Filtering ground noise from LiDAR returns produces inferior models of forest aboveground biomass in heterogenous landscapes

I have a new open-access article, “Filtering ground noise from LiDAR returns produces inferior models of forest aboveground biomass in heterogenous landscapes”, out today in GIScience & Remote Sensing.

A very common pre-processing step, when deriving predictors for machine learning models from LiDAR point clouds, is to filter out “ground returns” based on a simple height threshold (where all returns below a certain level are removed). This practice comes from the early days of LiDAR, where researchers were attempting to measure the heights of individual trees using LiDAR returns, and makes a lot of sense in that context; if a return didn’t hit a tree, it probably can’t tell you much about how tall that tree is.

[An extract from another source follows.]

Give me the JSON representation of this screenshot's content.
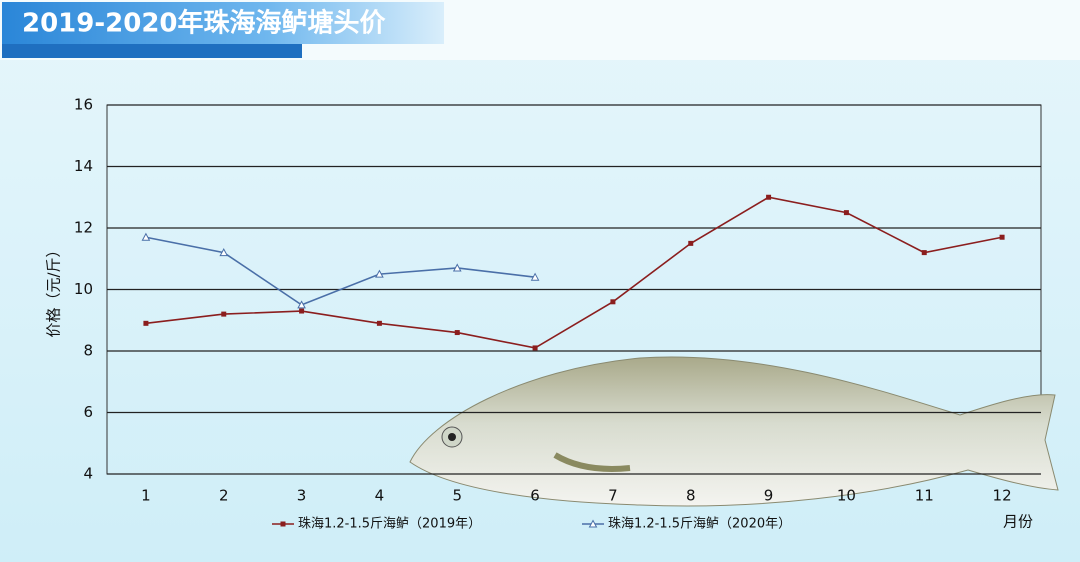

But the process stuck around as we moved from modeling trees to forests, and knowing that a return could reach the ground – that it was able to find a gap in the canopy to reach the ground through – might reflect important characteristics of stand openness and therefore structure.

We show that filtering out “ground returns” from LiDAR based on height thresholds biases the derived predictors, and that bias can make predictive models of forest structure (in this case, AGB) worse. Particularly for models attempting to represent mixed landscape types, where gaps in the canopy are more common, filtering ground returns might remove valuable information and result in your model making worse predictions.

Or as the cliche machine might put it: As we move to focus on seeing forests more than trees, it’s time for us to see these data as signal, not just noise.

This was a very fun project, with an awesome team (Lucas Johnson, Eddie Bevilacqua, and Colin Beier). I’m very excited to see this one in press!